Les écologistes, les ONG environnementales et une bonne partie de la gauche mènent depuis des décennies un combat anti-nucléaire. Mais ils sont en perte de vitesse y compris dans leur propre camp. Les moins radicaux ou les plus pragmatiques ont compris que le plus important aujourd’hui était de développer et vite des sources d’énergie abondantes et décarbonées pour les substituer aux carburants fossiles. C’est exactement ce que permet de faire le nucléaire.

La lutte contre le nucléaire est intégrée depuis des décennies dans l’ADN de la gauche française. A l’origine issue des combats syndicaux, tout d’abord de la part des syndicats de mineurs qui craignaient (à raison) pour l’avenir des mines de charbon du pays, puis par ceux du CEA (Commissariat à l’énergie atomique) qui voyaient d’un très mauvais œil l’arrivée de la technologie américaine de Westinghouse des réacteurs à eau pressurisé. Elle a été poursuivie par François Mitterrand dès son arrivée au pouvoir en mai 1981. Dès lors, la gauche n’a jamais varié de cap concernant l’atome. Si Mitterrand a choisi de simplement annuler les projets qui n’étaient pas encore réellement lancés (comme la centrale de Plogoff en Bretagne ou du Carnet dans les Pays-de-Loire), ses successeurs se sont eux attaqués à pleines dents au patrimoine nucléaire du pays. Leurs principaux succès étant d’avoir obtenu la fermeture de Superphénix en 1998, puis de Fessenheim vingt ans plus tard.

Dénoncer Greenpeace

Mais ce dogme semble aujourd’hui se fissurer de plus en plus. En 2022, Fabien Roussel, candidat communiste, a choisi d’assumer son choix d’être favorable à l’ensemble des énergies bas carbone, nucléaire compris. Dans la foulée, et bien qu’intégrés à la NUPES, les députés PCF ont réitéré ce choix en votant à l’inverse de leurs partenaires lors du passage à l’assemblée nationale du projet de loi d’accélération du nucléaire. La tradition productiviste et pro nucléaire du parti communiste existe toujours.

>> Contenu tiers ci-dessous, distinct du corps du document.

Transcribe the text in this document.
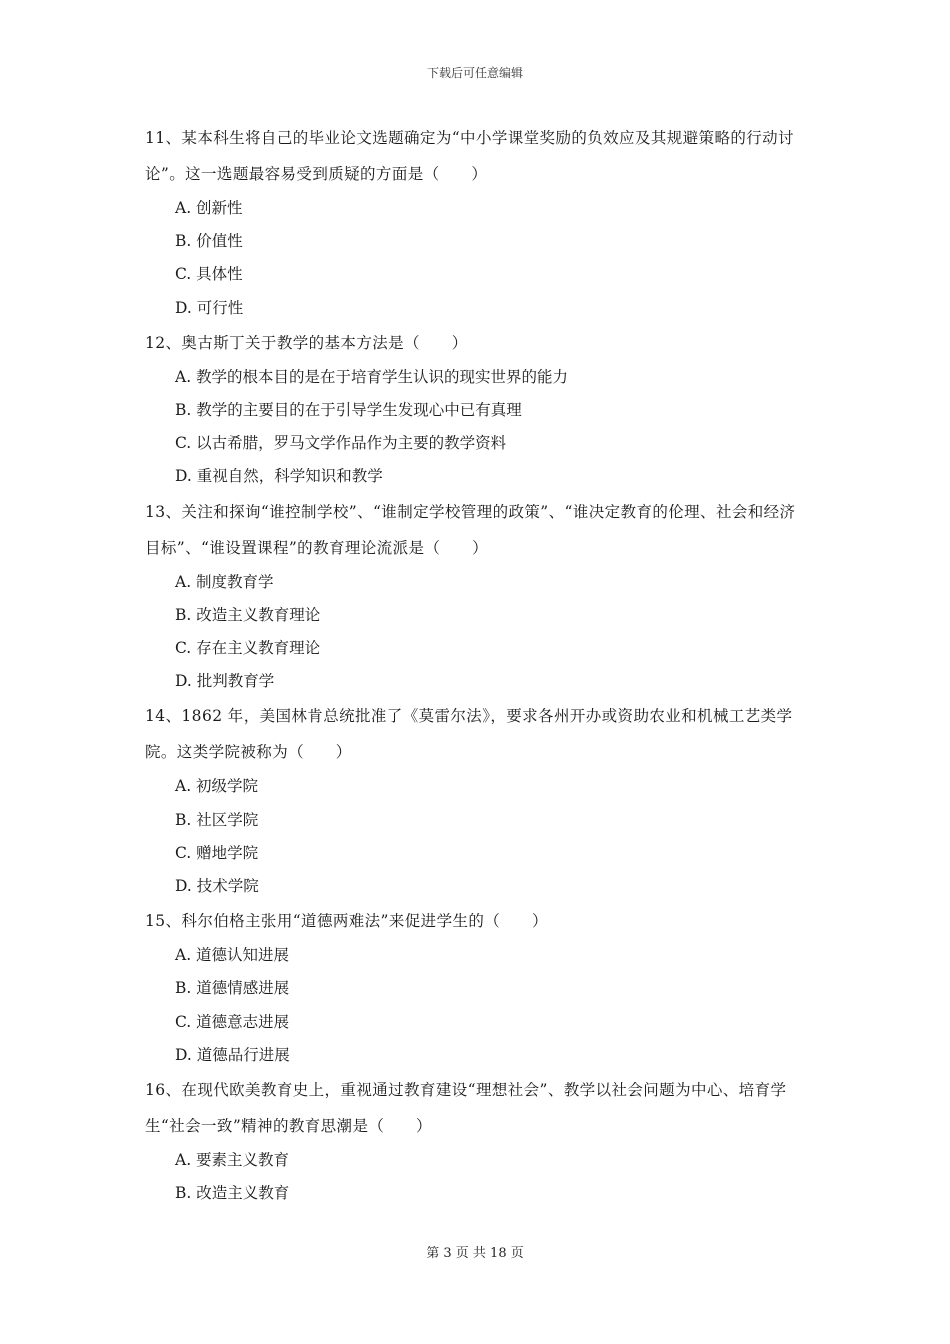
下载后可任意编辑

11、某本科生将自己的毕业论文选题确定为“中小学课堂奖励的负效应及其规避策略的行动讨论”。这一选题最容易受到质疑的方面是（　　）

A. 创新性

B. 价值性

C. 具体性

D. 可行性

12、奥古斯丁关于教学的基本方法是（　　）

A. 教学的根本目的是在于培育学生认识的现实世界的能力

B. 教学的主要目的在于引导学生发现心中已有真理

C. 以古希腊，罗马文学作品作为主要的教学资料

D. 重视自然，科学知识和教学

13、关注和探询“谁控制学校”、“谁制定学校管理的政策”、“谁决定教育的伦理、社会和经济目标”、“谁设置课程”的教育理论流派是（　　）

A. 制度教育学

B. 改造主义教育理论

C. 存在主义教育理论

D. 批判教育学

14、1862 年，美国林肯总统批准了《莫雷尔法》，要求各州开办或资助农业和机械工艺类学院。这类学院被称为（　　）

A. 初级学院

B. 社区学院

C. 赠地学院

D. 技术学院

15、科尔伯格主张用“道德两难法”来促进学生的（　　）

A. 道德认知进展

B. 道德情感进展

C. 道德意志进展

D. 道德品行进展

16、在现代欧美教育史上，重视通过教育建设“理想社会”、教学以社会问题为中心、培育学生“社会一致”精神的教育思潮是（　　）

A. 要素主义教育

B. 改造主义教育

第 3 页 共 18 页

Mais c’est récemment que tout semble s’accélérer. Et c’est de Suède que tout est parti.
Non, pas de la désormais célèbre activiste Greta Thunberg, mais d’une autre militante écologiste, Ia Aanstoot. Cette jeune fille est à l’origine depuis quelque jour d’une campagne dénonçant l’opposition de Greenpeace au nucléaire qu’elle juge « démodée ».

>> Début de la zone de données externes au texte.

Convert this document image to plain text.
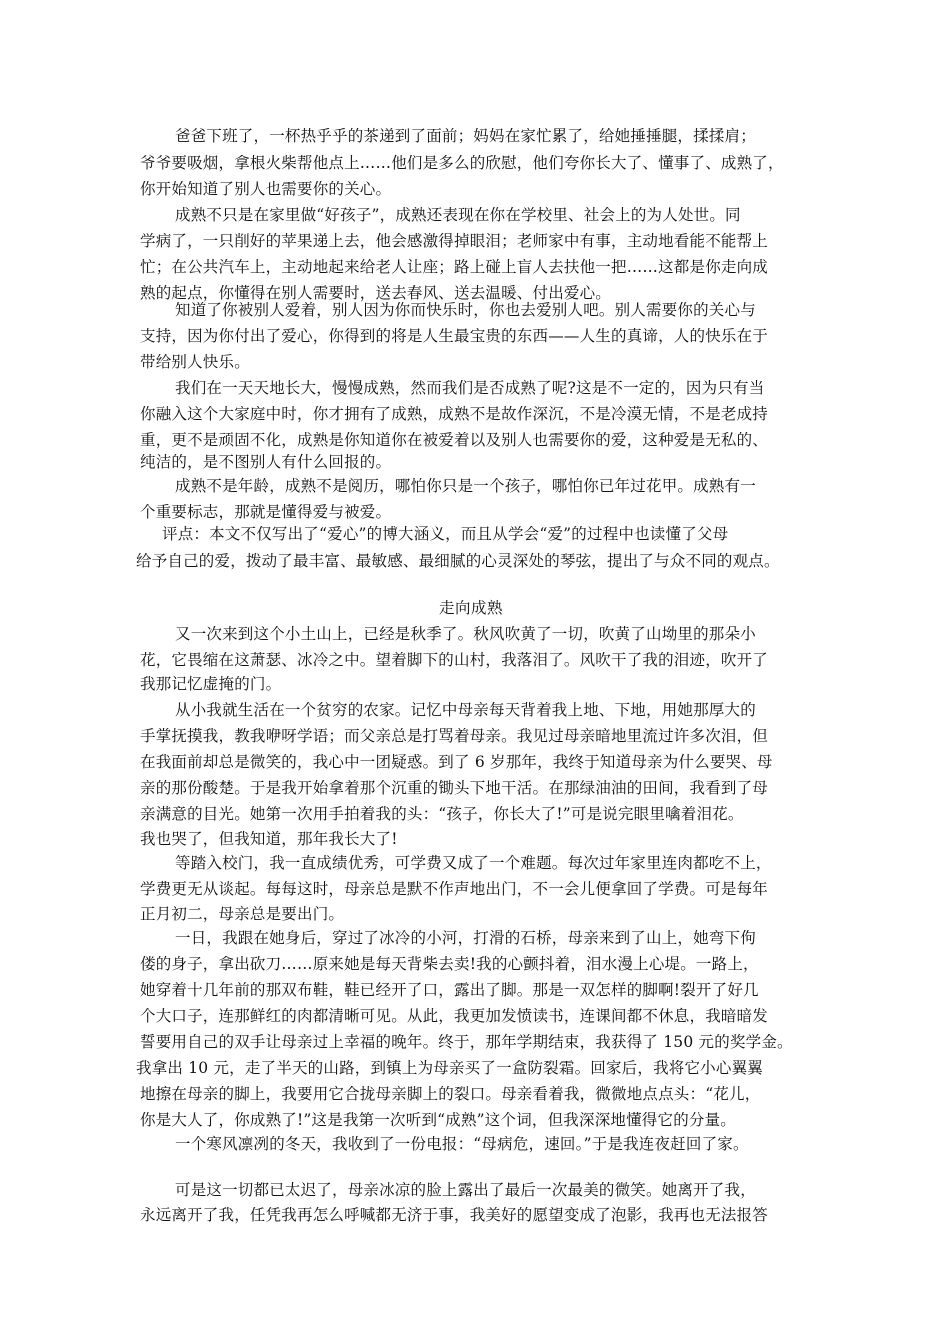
爸爸下班了，一杯热乎乎的茶递到了面前；妈妈在家忙累了，给她捶捶腿，揉揉肩；
爷爷要吸烟，拿根火柴帮他点上……他们是多么的欣慰，他们夸你长大了、懂事了、成熟了，
你开始知道了别人也需要你的关心。
成熟不只是在家里做“好孩子”，成熟还表现在你在学校里、社会上的为人处世。同
学病了，一只削好的苹果递上去，他会感激得掉眼泪；老师家中有事，主动地看能不能帮上
忙；在公共汽车上，主动地起来给老人让座；路上碰上盲人去扶他一把……这都是你走向成
熟的起点，你懂得在别人需要时，送去春风、送去温暖、付出爱心。
知道了你被别人爱着，别人因为你而快乐时，你也去爱别人吧。别人需要你的关心与
支持，因为你付出了爱心，你得到的将是人生最宝贵的东西——人生的真谛，人的快乐在于
带给别人快乐。
我们在一天天地长大，慢慢成熟，然而我们是否成熟了呢?这是不一定的，因为只有当
你融入这个大家庭中时，你才拥有了成熟，成熟不是故作深沉，不是冷漠无情，不是老成持
重，更不是顽固不化，成熟是你知道你在被爱着以及别人也需要你的爱，这种爱是无私的、
纯洁的，是不图别人有什么回报的。
成熟不是年龄，成熟不是阅历，哪怕你只是一个孩子，哪怕你已年过花甲。成熟有一
个重要标志，那就是懂得爱与被爱。
评点：本文不仅写出了“爱心”的博大涵义，而且从学会“爱”的过程中也读懂了父母
给予自己的爱，拨动了最丰富、最敏感、最细腻的心灵深处的琴弦，提出了与众不同的观点。
走向成熟
又一次来到这个小土山上，已经是秋季了。秋风吹黄了一切，吹黄了山坳里的那朵小
花，它畏缩在这萧瑟、冰冷之中。望着脚下的山村，我落泪了。风吹干了我的泪迹，吹开了
我那记忆虚掩的门。
从小我就生活在一个贫穷的农家。记忆中母亲每天背着我上地、下地，用她那厚大的
手掌抚摸我，教我咿呀学语；而父亲总是打骂着母亲。我见过母亲暗地里流过许多次泪，但
在我面前却总是微笑的，我心中一团疑惑。到了 6 岁那年，我终于知道母亲为什么要哭、母
亲的那份酸楚。于是我开始拿着那个沉重的锄头下地干活。在那绿油油的田间，我看到了母
亲满意的目光。她第一次用手拍着我的头：“孩子，你长大了!”可是说完眼里噙着泪花。
我也哭了，但我知道，那年我长大了!
等踏入校门，我一直成绩优秀，可学费又成了一个难题。每次过年家里连肉都吃不上，
学费更无从谈起。每每这时，母亲总是默不作声地出门，不一会儿便拿回了学费。可是每年
正月初二，母亲总是要出门。
一日，我跟在她身后，穿过了冰冷的小河，打滑的石桥，母亲来到了山上，她弯下佝
偻的身子，拿出砍刀……原来她是每天背柴去卖!我的心颤抖着，泪水漫上心堤。一路上，
她穿着十几年前的那双布鞋，鞋已经开了口，露出了脚。那是一双怎样的脚啊!裂开了好几
个大口子，连那鲜红的肉都清晰可见。从此，我更加发愤读书，连课间都不休息，我暗暗发
誓要用自己的双手让母亲过上幸福的晚年。终于，那年学期结束，我获得了 150 元的奖学金。
我拿出 10 元，走了半天的山路，到镇上为母亲买了一盒防裂霜。回家后，我将它小心翼翼
地擦在母亲的脚上，我要用它合拢母亲脚上的裂口。母亲看着我，微微地点点头：“花儿，
你是大人了，你成熟了!”这是我第一次听到“成熟”这个词，但我深深地懂得它的分量。
一个寒风凛冽的冬天，我收到了一份电报：“母病危，速回。”于是我连夜赶回了家。
可是这一切都已太迟了，母亲冰凉的脸上露出了最后一次最美的微笑。她离开了我，
永远离开了我，任凭我再怎么呼喊都无济于事，我美好的愿望变成了泡影，我再也无法报答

Dans l’initiative « Dear Greenpeace » (cher Greenpeace), la jeune suédoise associée à des militants polonais, finlandais, hollandais et français appelle l’ONG à « abandonner [son] opposition démodée et non scientifique à l’énergie nucléaire et de se joindre [aux militants] dans leur lutte contre les combustibles fossiles ».

Coincée dans le passé

L’ONG se revendiquant écologiste serait d’après eux « coincée dans le passé », et ils ont fustigé la « motion nuisible » de Greenpeace cherchant à s’opposer par la voie légale à l’inclusion du nucléaire dans la taxonomie verte. Une telle prise de parole est historique et n’a pas tardé à faire réagir sur les réseaux sociaux. Elle illustre en tout cas le décalage grandissant entre les organisations politiques et méta politiques de gauche, et leur base militante.

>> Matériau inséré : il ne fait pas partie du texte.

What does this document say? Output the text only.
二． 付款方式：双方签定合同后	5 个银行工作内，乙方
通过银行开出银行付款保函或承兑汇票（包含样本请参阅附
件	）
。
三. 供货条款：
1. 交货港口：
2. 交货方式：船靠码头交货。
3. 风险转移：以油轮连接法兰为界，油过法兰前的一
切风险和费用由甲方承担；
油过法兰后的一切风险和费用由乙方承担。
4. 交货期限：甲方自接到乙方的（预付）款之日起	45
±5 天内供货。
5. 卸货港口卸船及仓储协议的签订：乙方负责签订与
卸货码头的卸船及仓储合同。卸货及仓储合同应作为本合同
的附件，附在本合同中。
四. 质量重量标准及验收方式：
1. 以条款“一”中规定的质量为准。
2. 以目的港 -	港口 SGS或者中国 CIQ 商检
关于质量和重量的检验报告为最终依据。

Un sondage réalisé par l’Ifop il y a un an, en septembre 2022, montrait ainsi que 75 % des français étaient favorables à la production électrique nucléaire, mais surtout 83 % des électeurs socialistes, 56% des insoumis et même 53% des électeurs d’Europe-Ecologie-les-Verts.

Les partis de gauche en porte-à-faux avec leur base électorale

Il apparaît ainsi que les cadres des partis de gauche sont en total décalage avec leur base électorale, et cela commence à se faire sentir. Ce qui n’a pas empêché la direction d’EELV d’assurer que ce débat ne pouvait avoir lieu, façon un peu facile d’imposer la vision des cadres aux militants.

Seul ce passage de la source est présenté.